Zatrzymał się w najbliższym centrum handlowym, kupując kilka kompletów ubrań, książki i najpotrzebniejsze artykuły spożywcze.
Książki kupuje randomowe, żeby mądrze wyglądać.
W Forks powinien czekać na niego agent nieruchomości, który pomagał mu w kupnie domu. Liczył (ten agent?), że tamten wywiązał się ze wszystkiego, o co go prosił, bo nie miał najmniejszej ochoty samodzielnie się urządzać.
No... Dla niego to tylko machnięcie różdżką, może dwa, ale niech plebsy znają swoje miejsce.
A miał ochotę samodzielnie mieszkać? Czy do tego też trzeba panu Potterowi agenta?
Forks. Mała mieścina, którą wybrał dla siebie. Z dala od ludzi. Z dala od magicznych skupisk na tym kontynencie. Tego właśnie potrzebował.
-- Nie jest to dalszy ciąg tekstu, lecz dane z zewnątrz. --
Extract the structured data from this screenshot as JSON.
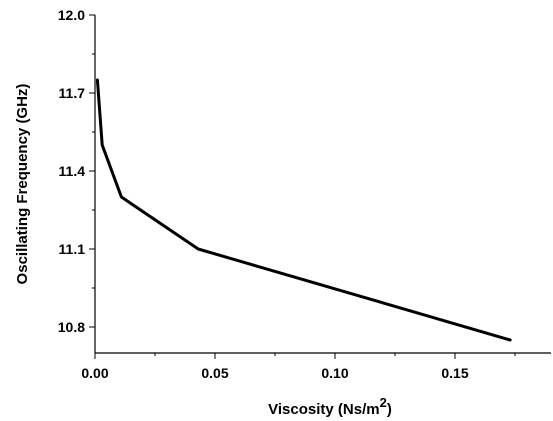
{
  "chart_data": {
    "type": "line",
    "title": "",
    "xlabel": "Viscosity (Ns/m",
    "xlabel_sup": "2",
    "xlabel_close": ")",
    "ylabel": "Oscillating Frequency (GHz)",
    "xlim": [
      0,
      0.19
    ],
    "ylim": [
      10.7,
      12.0
    ],
    "x_ticks": [
      0.0,
      0.05,
      0.1,
      0.15
    ],
    "x_tick_labels": [
      "0.00",
      "0.05",
      "0.10",
      "0.15"
    ],
    "y_ticks": [
      10.8,
      11.1,
      11.4,
      11.7,
      12.0
    ],
    "y_tick_labels": [
      "10.8",
      "11.1",
      "11.4",
      "11.7",
      "12.0"
    ],
    "grid": false,
    "series": [
      {
        "x": [
          0.001,
          0.003,
          0.011,
          0.043,
          0.173
        ],
        "y": [
          11.75,
          11.5,
          11.3,
          11.1,
          10.75
        ],
        "color": "#000000"
      }
    ]
  }
}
I znów kanon ulokował się w ałtoreczkowej lodówce i z wolna zamarza. Harry, który kocha magię i nagle ni to go ziębi, ni grzeje. Moje Magiczne Ja poczuło się w jakiś sposób dotknięte :c
Jazda zajęła mu zdecydowanie mniej czasu niż powinna, ale nie zwracał na to uwagi. Cieszył się tą namiastką wolności, którą mógł poczuć, pędząc przed siebie z zawrotną prędkością. Przecież nie mógł zginąć. Obiecał mu, że będzie żyć.
Czyli... Może ryzykować życiem, ponieważ ON sam złożył obietnicę! Mam plan! Litwin, złożę Ci Przysięgę Wieczystą, ok? Obiecam Ci, że nie umrę, i wtedy wiesz... Nie umrę, no bo gdybym umarła, to przecież bym ZGINĘŁA!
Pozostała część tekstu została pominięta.